March 20, 2017
No matter what university you attend, you’re sure to find a barrage of research study advertisements plastered on bulletin boards and lamp posts around campus. These advertisements promise cash, gift cards and other incentives in exchange for student participation, a trade-off that begs the question — what do they actually require you to do?
NYU sophomores Kiran Khatau and Halsey Hazzard both participated in a year-long study with the Suzuki Laboratory, a research program run by Professor of Neural Science and Psychology Dr. Wendy Suzuki and Dr. Julia Basso.
In the Suzuki research study, participants were not permitted to exercise during the first semester for baseline data which is, for many of us, easy enough. Then participants were required to exercise three times a week throughout the second semester, a far more daunting task. The experiment measured the effect of exercise on academic performance, memory and basic cognitive functions.
But Khatau, a psychology major, quickly learned that committing to a long-term study might not be as simple as initially expected. Khatau was forced to drop out of the study to ensure the integrity of the data after a severe case of the flu prevented her from exercising as much as the study required during the second semester. To add insult to injury — or sickness — Khatau had been focusing on strength training when the lab wanted participants to exercise aerobically.
“A lot of times in research studies that are long-term, they want you to change something about your normal routine and it’s always surprising how difficult it is,” Khatau said.
On the other hand, Hazzard was able to complete the study and while it was more intense than she expected, she found the experience beneficial.
“It did kind of get me thinking about budgeting time for it [exercise] and I feel like I contributed to something scientific so that was nice,” Hazzard said.
NYU is among the top 25 research universities in the nation, according to a 2013 annual report by The Center for Measuring University Performance. Yet, many students’ perception of university research studies don’t match their reality.
“I feel like people joke a lot about going in and doing something weird and then getting $10, the stereotype of broke college students doing it for money,” Hazzard said. “I’ve kind of realized that this is actually legitimate and applicable scientific research.”
However, research studies aren’t always boring.

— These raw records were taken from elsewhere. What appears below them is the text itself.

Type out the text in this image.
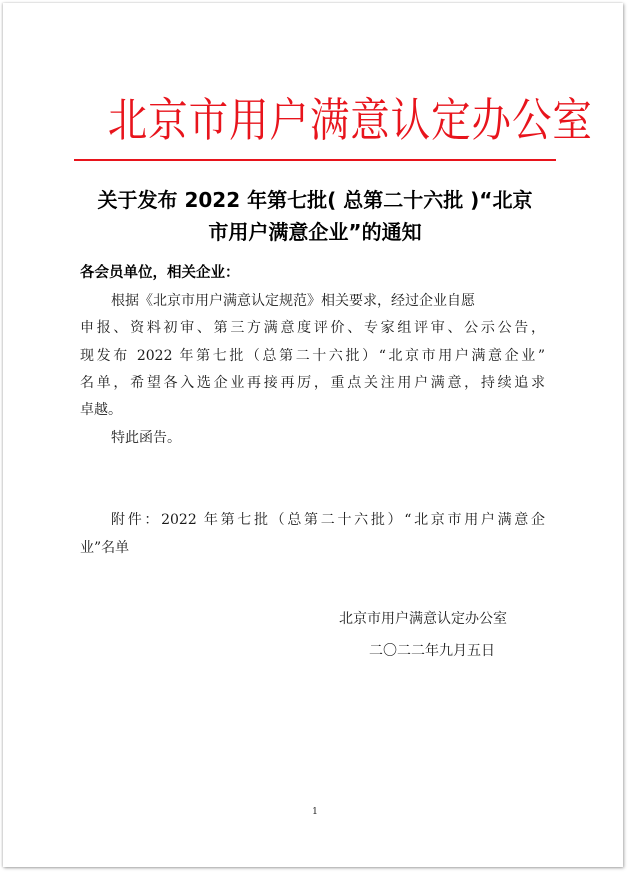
北京市用户满意认定办公室
关于发布 2022 年第七批( 总第二十六批 )“北京
市用户满意企业”的通知
各会员单位，相关企业：
根据《北京市用户满意认定规范》相关要求，经过企业自愿
申报、资料初审、第三方满意度评价、专家组评审、公示公告，
现发布 2022 年第七批（总第二十六批）“北京市用户满意企业”
名单，希望各入选企业再接再厉，重点关注用户满意，持续追求
卓越。
特此函告。
附件：2022 年第七批（总第二十六批）“北京市用户满意企
业”名单
北京市用户满意认定办公室
二〇二二年九月五日
1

Sometimes, students can find themselves in wacky situations in the name of science.
Khatau recalled a recent study where she was hooked up to electrodes that measured her brain’s electrical activity as she was asked to look at pictures of faces and distinguish the “good” from the “bad.”
“It was exactly how you would imagine in the movies, wires just everywhere,” Khatau said. “I never thought I would be getting hooked up on a Sunday morning with electrodes.”